Kuliah di jenjang ini sebenarnya sudah tertunda dua tahun semenjak kelulusan Strata 1. Karena saat itu aku mencari beasiswa kesana kemari yang alhamdulillah belum diberi rezeki melalui jalur tersebut. 

Barulah setelah diskusi dengan orang tua, jalur beasiswa orang tua akhirnya diterima. Meski dengan jalan hutang. Aku pun bertekad menyelesaikan tepat waktu dan berjanji mengembalikan biaya itu. 

Meskipun sedikitpun dari orang tua tak pernah membahasnya. Mungkin dari hati nuraniku yang akan bertekad sedikit meringankan beban keluarga. Terlebih aku adalah anak tertua dari empat bersaudara.

Meski pernah mengalami perkuliahan daring dan saat itu di desa, yang otomatis kendala teknis seperti internet yang sulit menjadi persoalan, akhirnya semua dapat dilalui dengan baik. Alhamdulillah.

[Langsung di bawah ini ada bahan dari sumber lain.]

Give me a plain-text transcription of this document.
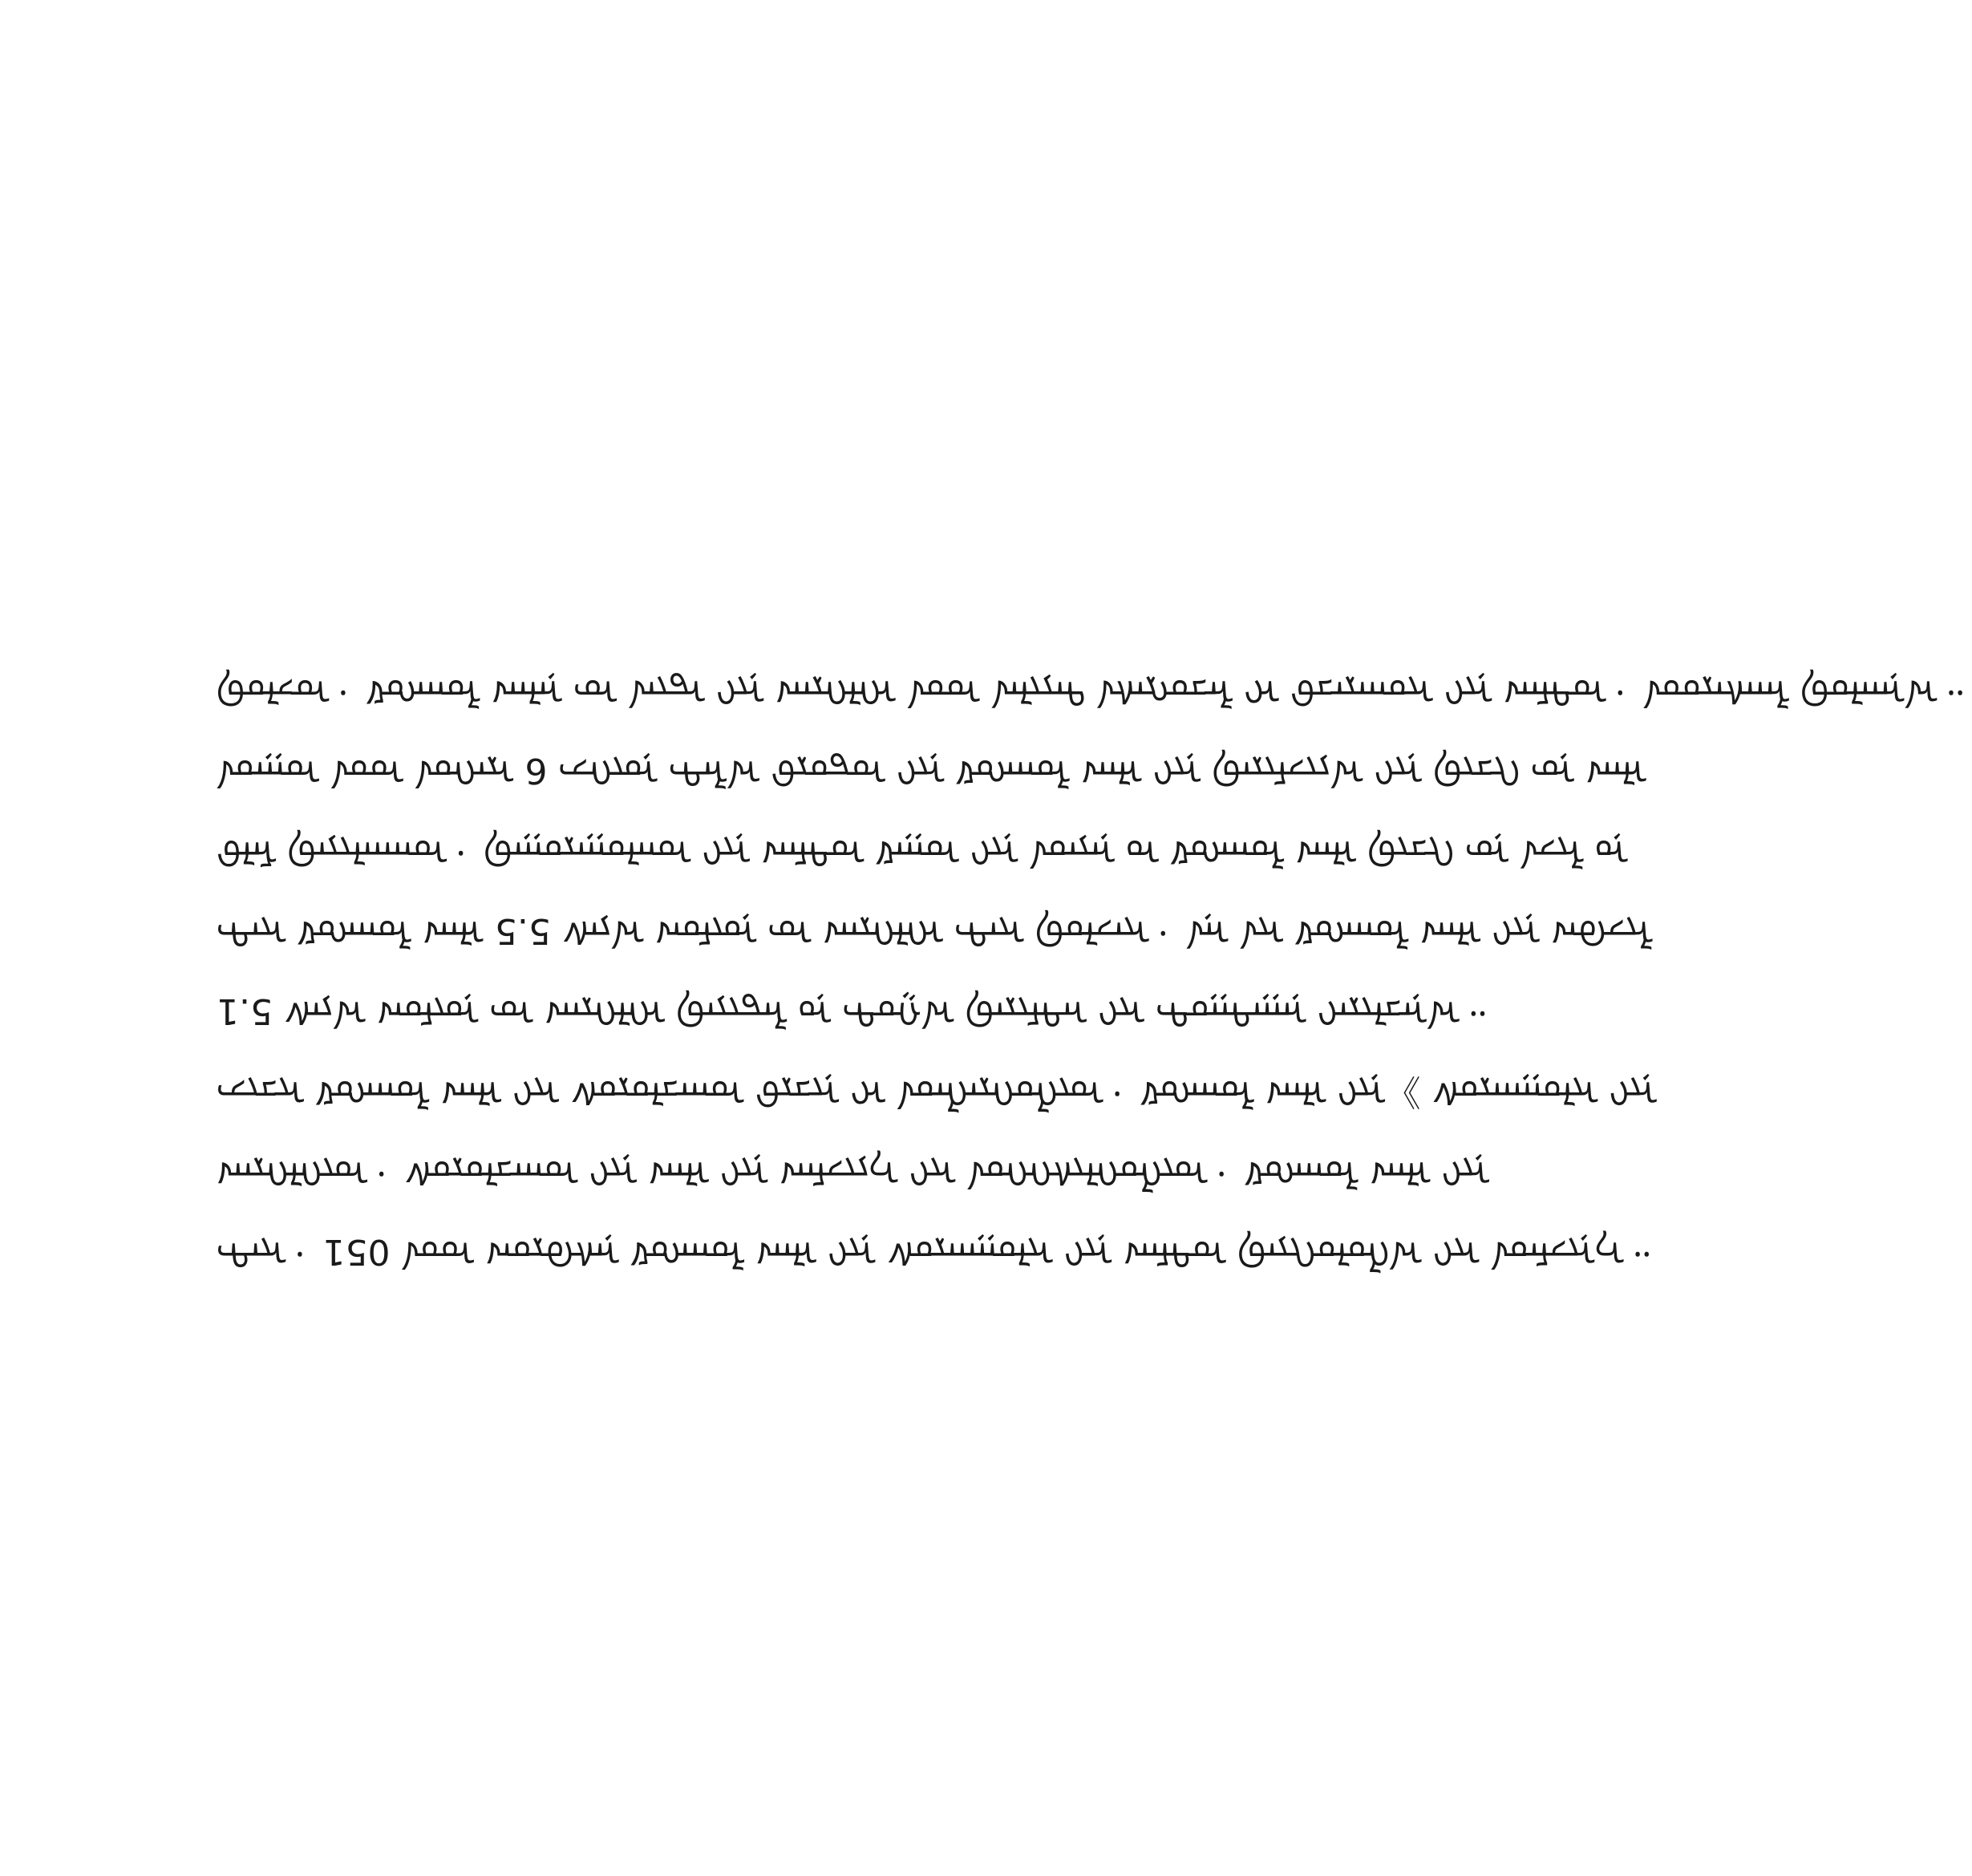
ᠲᠠᠢ ᠂ 150 ᠳᠤ ᠬᠦᠷᠦᠭᠰᠡᠨ ᠮᠣᠩᠭᠣᠯ ᠬᠡᠯᠡ ᠶᠢᠨ ᠰᠤᠷᠭᠠᠭᠤᠯᠢ ᠶᠢᠨ ᠬᠠᠮᠲᠤ ᠪᠠᠶᠢᠭᠤᠯᠤᠯᠭ᠎ᠠ ᠶᠢ ᠳᠡᠮᠵᠢᠨ᠎ᠡ ᠃
ᠬᠡᠷᠡᠭᠯᠡᠬᠦ ᠂ ᠰᠤᠷᠤᠯᠴᠠᠬᠤ ᠶᠢᠨ ᠬᠡᠯᠡ ᠶᠢᠨ ᠬᠡᠮᠵᠢᠶ᠎ᠡ ᠶᠢ ᠳᠡᠭᠡᠭᠰᠢᠯᠡᠭᠦᠯᠬᠦ ᠂ ᠮᠣᠩᠭᠣᠯ ᠬᠡᠯᠡ ᠶᠢᠨ
ᠵᠢᠴᠢ ᠮᠣᠩᠭᠣᠯ ᠬᠡᠯᠡ ᠶᠢ ᠰᠤᠷᠤᠯᠴᠠᠬᠤ ᠤᠷᠴᠢᠨ ᠢ ᠳᠡᠯᠭᠡᠷᠡᠭᠦᠯᠬᠦ ᠂ ᠮᠣᠩᠭᠣᠯ ᠬᠡᠯᠡ ᠶᠢᠨ《 ᠰᠤᠷᠭᠠᠭᠤᠯᠢ ᠶᠢᠨ
1.5 ᠰᠠᠶ᠎ᠠ ᠬᠥᠮᠦᠨ ᠦ ᠬᠡᠷᠡᠭᠯᠡᠭᠡ ᠪᠠᠶᠢᠳᠠᠯ ᠤᠨ ᠲᠣᠭ᠎ᠠ ᠪᠠᠷᠢᠮᠲᠠ ᠶᠢ ᠲᠣᠭᠲᠠᠭᠠᠨ ᠶᠠᠷᠢᠯᠴᠠᠨ᠎ᠠ ᠃
ᠲᠠᠢ ᠮᠣᠩᠭᠣᠯ ᠬᠡᠯᠡ 5.5 ᠰᠠᠶ᠎ᠠ ᠬᠥᠮᠦᠨ ᠦ ᠬᠡᠷᠡᠭᠯᠡᠭᠡ ᠲᠠᠢ ᠪᠣᠯᠵᠠᠢ ᠂ ᠡᠨᠡ ᠨᠢ ᠮᠣᠩᠭᠣᠯ ᠬᠡᠯᠡ ᠶᠢᠨ ᠬᠥᠭᠵᠢᠯ
ᠤᠯᠠᠮ ᠪᠠᠶᠢᠯᠭᠠᠬᠤ ᠂ ᠪᠠᠭᠤᠷᠠᠭᠤᠯᠬᠤ ᠶᠢᠨ ᠬᠠᠮᠲᠤ ᠮᠠᠭᠤ ᠶᠢᠨ ᠳᠠᠶᠠᠨ ᠤ ᠮᠣᠩᠭᠣᠯ ᠬᠡᠯᠡ ᠪᠢᠴᠢᠭ ᠦᠨ ᠠᠵᠢᠯ ᠤᠨ
ᠳᠠᠭᠤ ᠳᠤ ᠳᠡᠭᠡᠷᠡ 6 ᠵᠡᠭᠦᠨ ᠲᠠᠯ᠎ᠠ ᠤᠷᠤᠳᠤ ᠶᠢᠨ ᠮᠣᠩᠭᠣᠯ ᠬᠡᠯᠡ ᠶᠢᠨ ᠪᠠᠷᠢᠮᠵᠢᠶ᠎ᠠ ᠶᠢᠨ ᠪᠢᠴᠢᠭ ᠦᠨ ᠬᠡᠯᠡ
ᠪᠣᠯᠵᠤ ᠂ ᠮᠣᠩᠭᠣᠯ ᠬᠡᠯᠡᠨ ᠦ ᠨᠡᠢᠲᠡ ᠶᠢᠨ ᠬᠡᠷᠡᠭᠯᠡᠭᠡ ᠳᠤ ᠨᠡᠯᠢᠶᠡᠳ ᠡᠰᠡᠷᠭᠦᠴᠡᠯ ᠢ ᠤᠴᠠᠷᠠᠬᠤᠢ ᠶᠢᠨ ᠬᠠᠮᠲᠤ ᠂ ᠳᠤᠷᠠᠰᠬᠠᠯ ᠪᠣᠯᠭᠠᠨ᠎ᠠ ᠃
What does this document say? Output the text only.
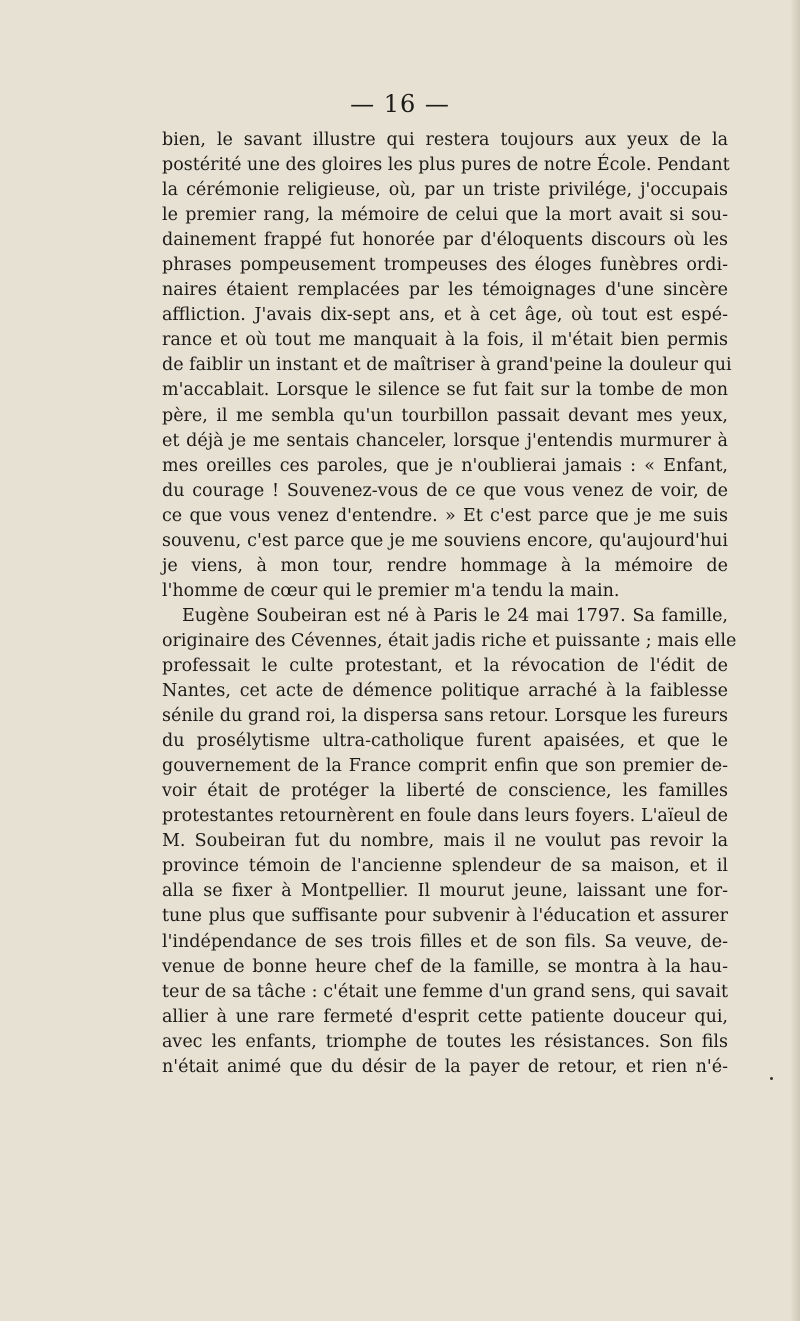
— 16 —
bien, le savant illustre qui restera toujours aux yeux de la
postérité une des gloires les plus pures de notre École. Pendant
la cérémonie religieuse, où, par un triste privilége, j'occupais
le premier rang, la mémoire de celui que la mort avait si sou-
dainement frappé fut honorée par d'éloquents discours où les
phrases pompeusement trompeuses des éloges funèbres ordi-
naires étaient remplacées par les témoignages d'une sincère
affliction. J'avais dix-sept ans, et à cet âge, où tout est espé-
rance et où tout me manquait à la fois, il m'était bien permis
de faiblir un instant et de maîtriser à grand'peine la douleur qui
m'accablait. Lorsque le silence se fut fait sur la tombe de mon
père, il me sembla qu'un tourbillon passait devant mes yeux,
et déjà je me sentais chanceler, lorsque j'entendis murmurer à
mes oreilles ces paroles, que je n'oublierai jamais : « Enfant,
du courage ! Souvenez-vous de ce que vous venez de voir, de
ce que vous venez d'entendre. » Et c'est parce que je me suis
souvenu, c'est parce que je me souviens encore, qu'aujourd'hui
je viens, à mon tour, rendre hommage à la mémoire de
l'homme de cœur qui le premier m'a tendu la main.
Eugène Soubeiran est né à Paris le 24 mai 1797. Sa famille,
originaire des Cévennes, était jadis riche et puissante ; mais elle
professait le culte protestant, et la révocation de l'édit de
Nantes, cet acte de démence politique arraché à la faiblesse
sénile du grand roi, la dispersa sans retour. Lorsque les fureurs
du prosélytisme ultra-catholique furent apaisées, et que le
gouvernement de la France comprit enfin que son premier de-
voir était de protéger la liberté de conscience, les familles
protestantes retournèrent en foule dans leurs foyers. L'aïeul de
M. Soubeiran fut du nombre, mais il ne voulut pas revoir la
province témoin de l'ancienne splendeur de sa maison, et il
alla se fixer à Montpellier. Il mourut jeune, laissant une for-
tune plus que suffisante pour subvenir à l'éducation et assurer
l'indépendance de ses trois filles et de son fils. Sa veuve, de-
venue de bonne heure chef de la famille, se montra à la hau-
teur de sa tâche : c'était une femme d'un grand sens, qui savait
allier à une rare fermeté d'esprit cette patiente douceur qui,
avec les enfants, triomphe de toutes les résistances. Son fils
n'était animé que du désir de la payer de retour, et rien n'é-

Saat wisuda kemarin, kedua orang tuaku tak hadir. Tak mengapa. Karena kehadiran mereka justru akan menambah beban biaya lagi. Toh, yang penting kabar bahagia sudah tersampaikan. 

Beliau berdua juga sudah hadir saat wisuda S1 dulu. Dalam wisuda-ku kemarin yang hadir mewakili undangan sebagai wali adalah adikku yang di Jogja.

Selain itu, teman-teman pesantren di Jogja juga hadir dan memberikan ucapan selamat. Aku haturkan banyak terima kasih juga kepada mereka. 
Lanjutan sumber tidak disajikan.